According to Ingenlath’s comments on an investor call, the Polestar 3 will be priced to compete with the Porsche Cayenne, which would give it a starting price of around £60,000.
In 2023, we’ll see the new Polestar 4. It’s the car in the middle of the company’s teaser image above, and Ingenlath highlighted that this new EV will be a “sporty coupe-SUV” positioned below the Polestar 3. It’ll rival the likes of the next-generation Porsche Macan EV.
The Polestar 5 will be unveiled in 2024, with the first examples set to hit the road in 2025. This low-slung saloon will rival the Tesla Model S and Porsche Taycan, with the production version evolving from the Polestar Precept saloon concept, which previews the car’s styling.
Polestar’s CEO outlined that “We will see one car per year for the next three years, something not seen from other EV start-ups.

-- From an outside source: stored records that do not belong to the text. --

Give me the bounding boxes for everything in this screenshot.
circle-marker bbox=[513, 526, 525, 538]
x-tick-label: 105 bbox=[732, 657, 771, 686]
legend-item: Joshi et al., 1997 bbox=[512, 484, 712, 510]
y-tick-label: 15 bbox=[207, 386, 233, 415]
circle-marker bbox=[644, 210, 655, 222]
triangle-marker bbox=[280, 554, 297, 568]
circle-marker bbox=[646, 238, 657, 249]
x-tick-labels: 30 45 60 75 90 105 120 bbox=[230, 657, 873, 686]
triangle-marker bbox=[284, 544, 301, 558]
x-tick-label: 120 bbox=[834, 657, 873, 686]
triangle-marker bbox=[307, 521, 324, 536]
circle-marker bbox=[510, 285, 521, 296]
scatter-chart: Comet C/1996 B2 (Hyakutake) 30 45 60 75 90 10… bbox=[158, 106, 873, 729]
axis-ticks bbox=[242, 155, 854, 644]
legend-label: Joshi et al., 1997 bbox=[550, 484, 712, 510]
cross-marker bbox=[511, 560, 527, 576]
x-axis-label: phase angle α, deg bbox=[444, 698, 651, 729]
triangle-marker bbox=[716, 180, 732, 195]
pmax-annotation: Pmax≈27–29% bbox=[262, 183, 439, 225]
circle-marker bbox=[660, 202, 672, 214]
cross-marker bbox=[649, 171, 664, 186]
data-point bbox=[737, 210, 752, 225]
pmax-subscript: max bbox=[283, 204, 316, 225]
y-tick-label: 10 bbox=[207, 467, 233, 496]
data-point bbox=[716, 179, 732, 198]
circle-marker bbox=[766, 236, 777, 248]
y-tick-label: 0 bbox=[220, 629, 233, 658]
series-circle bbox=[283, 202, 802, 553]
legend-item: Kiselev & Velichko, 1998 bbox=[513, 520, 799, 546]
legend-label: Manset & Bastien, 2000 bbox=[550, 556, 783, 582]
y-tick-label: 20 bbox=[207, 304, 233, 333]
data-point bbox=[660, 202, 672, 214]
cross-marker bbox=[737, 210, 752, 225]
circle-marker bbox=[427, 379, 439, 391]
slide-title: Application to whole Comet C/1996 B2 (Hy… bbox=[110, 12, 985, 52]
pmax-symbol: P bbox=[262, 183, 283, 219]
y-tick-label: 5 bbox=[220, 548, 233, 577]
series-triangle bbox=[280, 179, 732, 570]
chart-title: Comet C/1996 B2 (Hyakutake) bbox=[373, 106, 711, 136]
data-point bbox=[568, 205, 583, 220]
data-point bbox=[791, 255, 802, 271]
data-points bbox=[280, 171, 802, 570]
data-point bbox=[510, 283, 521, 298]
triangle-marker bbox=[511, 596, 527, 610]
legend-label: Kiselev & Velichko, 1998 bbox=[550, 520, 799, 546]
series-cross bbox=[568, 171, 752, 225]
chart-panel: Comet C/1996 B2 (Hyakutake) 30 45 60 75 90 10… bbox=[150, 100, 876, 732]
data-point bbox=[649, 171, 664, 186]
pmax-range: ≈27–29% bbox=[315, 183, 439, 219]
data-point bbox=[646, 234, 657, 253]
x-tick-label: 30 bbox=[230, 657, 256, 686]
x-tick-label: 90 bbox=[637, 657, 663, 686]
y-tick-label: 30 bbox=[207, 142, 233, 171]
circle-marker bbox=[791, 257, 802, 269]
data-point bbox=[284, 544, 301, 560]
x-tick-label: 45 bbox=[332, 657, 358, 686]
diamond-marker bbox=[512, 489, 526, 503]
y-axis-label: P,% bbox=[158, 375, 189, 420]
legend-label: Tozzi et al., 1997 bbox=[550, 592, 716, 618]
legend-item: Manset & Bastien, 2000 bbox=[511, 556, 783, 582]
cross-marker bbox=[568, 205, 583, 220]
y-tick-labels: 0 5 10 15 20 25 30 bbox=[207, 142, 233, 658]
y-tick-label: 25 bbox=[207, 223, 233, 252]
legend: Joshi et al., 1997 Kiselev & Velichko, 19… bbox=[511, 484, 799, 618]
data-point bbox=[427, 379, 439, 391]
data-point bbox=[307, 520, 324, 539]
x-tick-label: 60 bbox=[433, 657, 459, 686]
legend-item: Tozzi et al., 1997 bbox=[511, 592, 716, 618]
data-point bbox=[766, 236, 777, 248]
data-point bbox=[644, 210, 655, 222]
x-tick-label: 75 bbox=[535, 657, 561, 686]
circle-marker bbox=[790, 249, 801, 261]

These cars are designed and ready to go.”
Ingenlath further outlined Polestar’s range pricing, highlighting that “the Polestar 1 defines the upper price point for the brand, with the Polestar 2 representing the entry point.” These vehicles range from £139,000 for the 1, to £39,900 for the most affordable Polestar 2 variant.
We expect the Polestar 4 coupe-SUV will be based on the same SPA2 underpinnings as the Polestar 3, as the platform has been designed to cater for both sister company Volvo and Polestar’s mid-size and flagship vehicles.
To give an indication of the vehicle sizes the platform can accommodate, SPA2 will also be used to prop up both the next-generation versions of the Volvo S60 (which is the company’s BMW 3 Series rival) and the Volvo S90 (the firm’s 5 Series competitor).
Like the Polestar 3, this new electric SUV will probably receive a dual-motor powertrain and a battery large enough to support a maximum range of around 300 miles.
Financing the new models will be driven by a new deal between Volvo and parent company Geely which will see the firm listed publicly on the Nasdaq stock exchange, with Volvo retaining 50 per cent ownership of the new traded company called Polestar Automotive Holding UK, valued at $20bn (roughly £14.6bn). Under the new business structure, the company will plot an aggressive strategy to increase global sales from around 10,000 cars per year at present, to 290,000 a year by 2025.